She said performing at the Lexington amphitheater will be different since it’s an open venue, but in Shakespeare’s time, many performances were done in outdoor theaters. She jokes it’ll be like being in a modern day Globe Theater, the home of Shakespeare’s plays in his time.

The production is definitely family-friendly, Khoury emphasized.

“Hopefully a lot of audience members who haven’t seen us will come out and see us,” she said. “They won’t be bored.”

“We’re doing one of Shakespeare’s best and most loved plays,” Khoury said of the play they’re bringing to Lexington. “It’s so accessible and easy to understand, with hilarious characters, comedy and drama. There are two sets of lovers and it’s a good balance of ages and all things about love. It’s about how love can inspire you and make you stupid. It’s a fun show with a lot of characters.”

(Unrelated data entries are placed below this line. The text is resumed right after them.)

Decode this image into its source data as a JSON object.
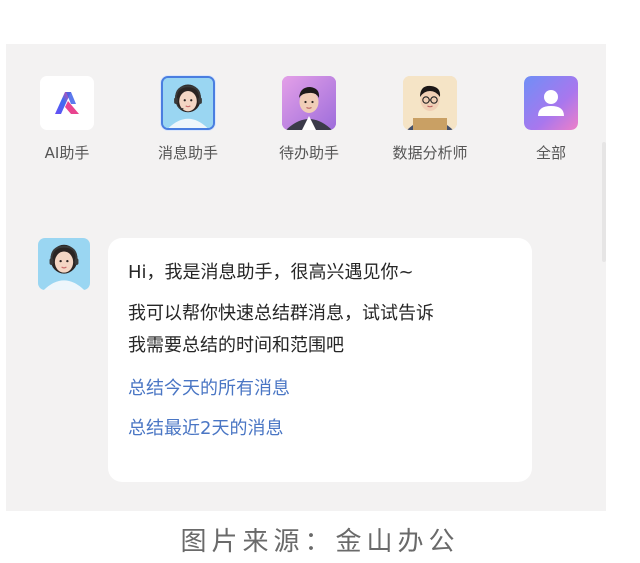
{
  "assistants": [
    {
      "label": "AI助手",
      "icon": "ai-logo-icon",
      "selected": false
    },
    {
      "label": "消息助手",
      "icon": "message-assistant-avatar",
      "selected": true
    },
    {
      "label": "待办助手",
      "icon": "todo-assistant-avatar",
      "selected": false
    },
    {
      "label": "数据分析师",
      "icon": "data-analyst-avatar",
      "selected": false
    },
    {
      "label": "全部",
      "icon": "all-user-icon",
      "selected": false
    }
  ],
  "chat": {
    "greeting": "Hi，我是消息助手，很高兴遇见你~",
    "body_line1": "我可以帮你快速总结群消息，试试告诉",
    "body_line2": "我需要总结的时间和范围吧",
    "suggestions": [
      "总结今天的所有消息",
      "总结最近2天的消息"
    ]
  },
  "caption": "图片来源：金山办公",
  "colors": {
    "panel_bg": "#f3f2f2",
    "link": "#4a76c4",
    "selected_border": "#4a7ee0"
  }
}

Khoury and Scott Blanks are the main directors for the show, with Blanks also acting from time to time. There are about 30 committed people who help out with productions and then a small backstage team.

“We’re a small company but every time we have a show we reinvent the company. Not every cast member is a member of the company, as we keep bringing in fresh and new people,” said Khoury, explaining the company works with some regular actors as well as equity actors who travel to Columbia to perform.

While “Much Ado About Nothing” is thought to be from the late-1500s, Khoury and her team have updated their performances with a very modern twist.

“The costumes won’t be classical,” she said. “It’s strictly modern and has music and dancing to go along with it, including hip hop and jazz.”

“This is one of our most contemporary shows, but we’ve done this with other shows. Only when we first started did we do everything with the big [traditional] costumes,” she added. “Sometimes we’ve set shows in the Jazz era and also the 1800s. When we did “Julius Caesar,” we put it in another era.

“Much Ado About Nothing” is the company’s spring performance, with details for a fall performance not yet finalized. While the group has Shakespeare in its name, it isn’t limited to his catalog.

“We’ve done musicals, comedies from other eras, but we do classics mainly,” Khoury said. “We do anything we love. Shakespeare is like the umbrella under which we perform.”

But that doesn’t mean the company is at all looking to get away from Shakespeare.

“The stories are the same despite the time period,” Khoury said of his continued relevance. “The stories just fit anywhere at any time. That’s why there are so many Shakespeare plays around the world. Every country in many parts of the world has a Shakespeare play. It’s something that connects everybody.”